Basically, this means that a general understanding of 'low-level' digital concepts such as quantization and encoding, and their effects on all our lives, can be revealed through things that are already familiar, such as electricity, and not only for example, through hothouse debates on 'social software' and such. At the same time it is crucial not to be nostalgic or territorial. Our participation in the 'cutting edge' discourse about technology and culture is essential, with a deep understanding of multiple global contexts, and how we all got here in the first place.
Shai: You have created your artistic context in India, can you describe the struggles involved in doing so, both in terms of economics and aesthetics?
Ashok: Yes, although I am certainly not the only one... Raqs Media Collective in Delhi and non-art groups such as Radiophony Mumbai and the Alternative Law Forum in Bangalore have been working with the related concerns of "media" practice in India for some time now, albeit with a different approach. My wife and collaborator Shaina Anand works independently with a whole range of interventionist and 'narrowcast' media, such as local cable TV. Many other people doing important work are not well known in the art circuit.

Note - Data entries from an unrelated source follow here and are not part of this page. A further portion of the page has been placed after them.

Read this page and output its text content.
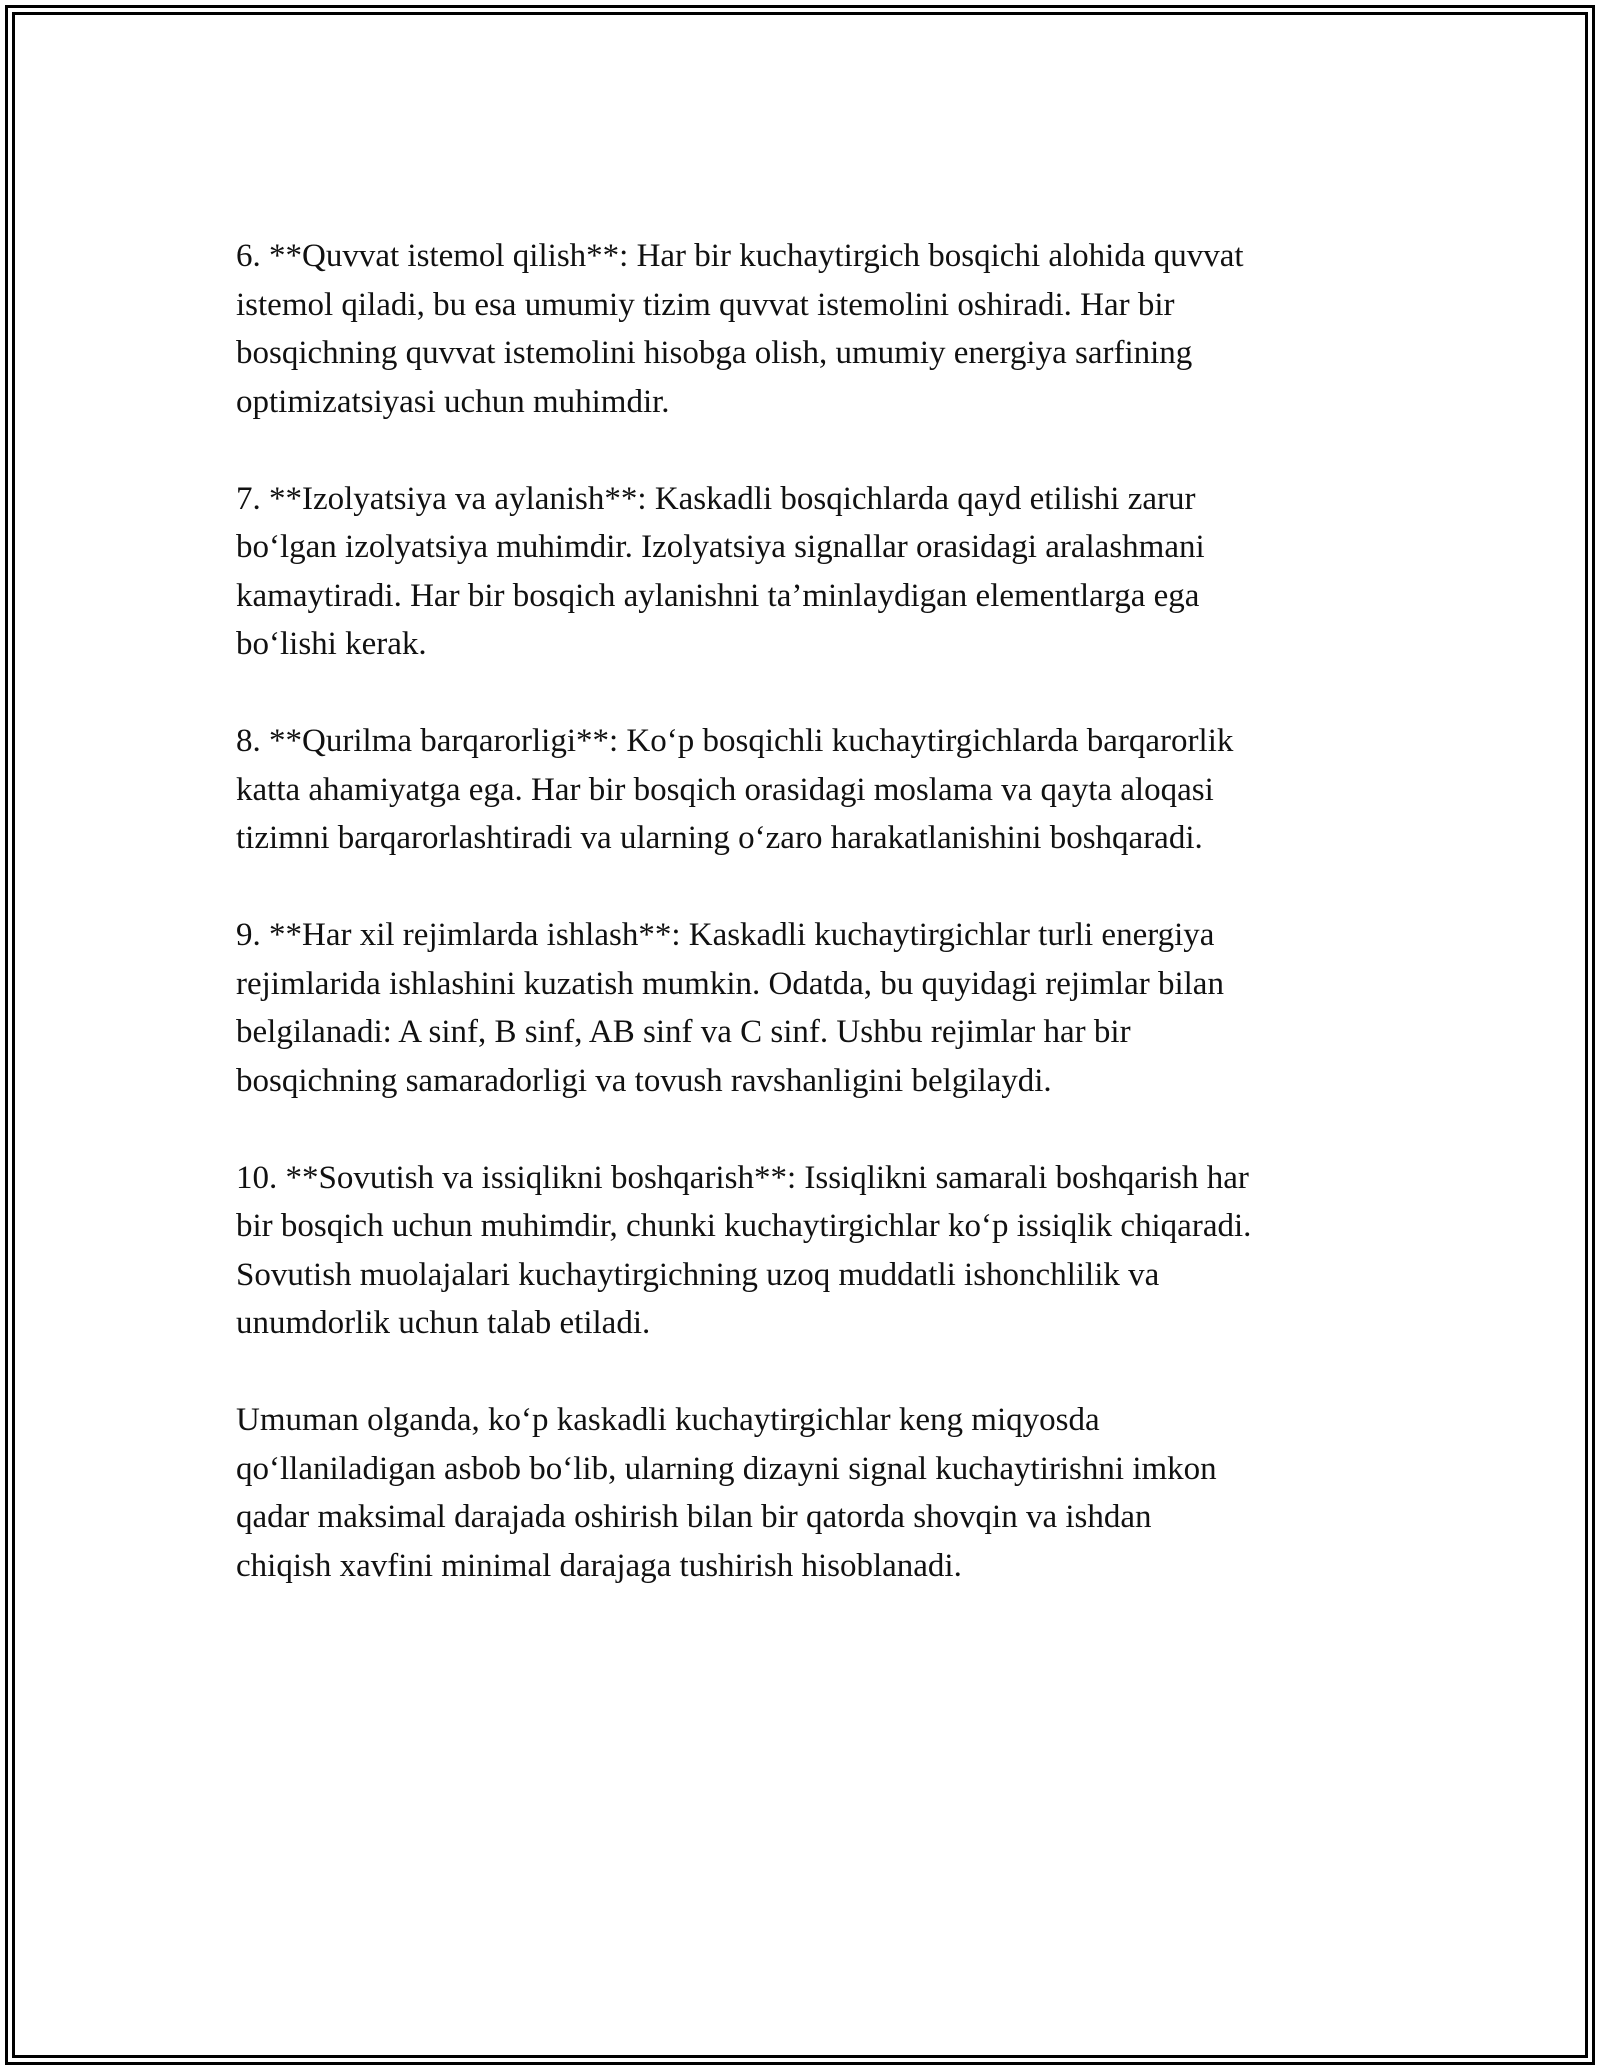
6. **Quvvat istemol qilish**: Har bir kuchaytirgich bosqichi alohida quvvat
istemol qiladi, bu esa umumiy tizim quvvat istemolini oshiradi. Har bir
bosqichning quvvat istemolini hisobga olish, umumiy energiya sarfining
optimizatsiyasi uchun muhimdir.

7. **Izolyatsiya va aylanish**: Kaskadli bosqichlarda qayd etilishi zarur
bo‘lgan izolyatsiya muhimdir. Izolyatsiya signallar orasidagi aralashmani
kamaytiradi. Har bir bosqich aylanishni ta’minlaydigan elementlarga ega
bo‘lishi kerak.

8. **Qurilma barqarorligi**: Ko‘p bosqichli kuchaytirgichlarda barqarorlik
katta ahamiyatga ega. Har bir bosqich orasidagi moslama va qayta aloqasi
tizimni barqarorlashtiradi va ularning o‘zaro harakatlanishini boshqaradi.

9. **Har xil rejimlarda ishlash**: Kaskadli kuchaytirgichlar turli energiya
rejimlarida ishlashini kuzatish mumkin. Odatda, bu quyidagi rejimlar bilan
belgilanadi: A sinf, B sinf, AB sinf va C sinf. Ushbu rejimlar har bir
bosqichning samaradorligi va tovush ravshanligini belgilaydi.

10. **Sovutish va issiqlikni boshqarish**: Issiqlikni samarali boshqarish har
bir bosqich uchun muhimdir, chunki kuchaytirgichlar ko‘p issiqlik chiqaradi.
Sovutish muolajalari kuchaytirgichning uzoq muddatli ishonchlilik va
unumdorlik uchun talab etiladi.

Umuman olganda, ko‘p kaskadli kuchaytirgichlar keng miqyosda
qo‘llaniladigan asbob bo‘lib, ularning dizayni signal kuchaytirishni imkon
qadar maksimal darajada oshirish bilan bir qatorda shovqin va ishdan
chiqish xavfini minimal darajaga tushirish hisoblanadi.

So I am not personally very worried if everything I do is seen as 'art'. I am very interested in art history, and media art history, and I do primarily work as an artist. But I am mostly being the kind of 'artist' I think I want to be, without real concern for the art market or particular demands of the gallery/ museum system. I have been lucky to get opportunities and commissions in in other realms, and working partly internationally and living in India helps in economic terms. Recently, I received some grant money to do research work around my artistic concerns, which is wonderful, and which more practitioners should have access to.
Similarly, the question of aesthetics, in the traditional sense is not central to my work. Yes, I'm seeking a grammar, a language, but it is not primarily a visual one, or even directly related to conceptual art or related practices. I also write about this now, and eventually the objective is to have a group of peers and friends not only in India, who are working around similar ideas... To have a little 'scene', a distributed and global consciousness – that is much more fun than selling art.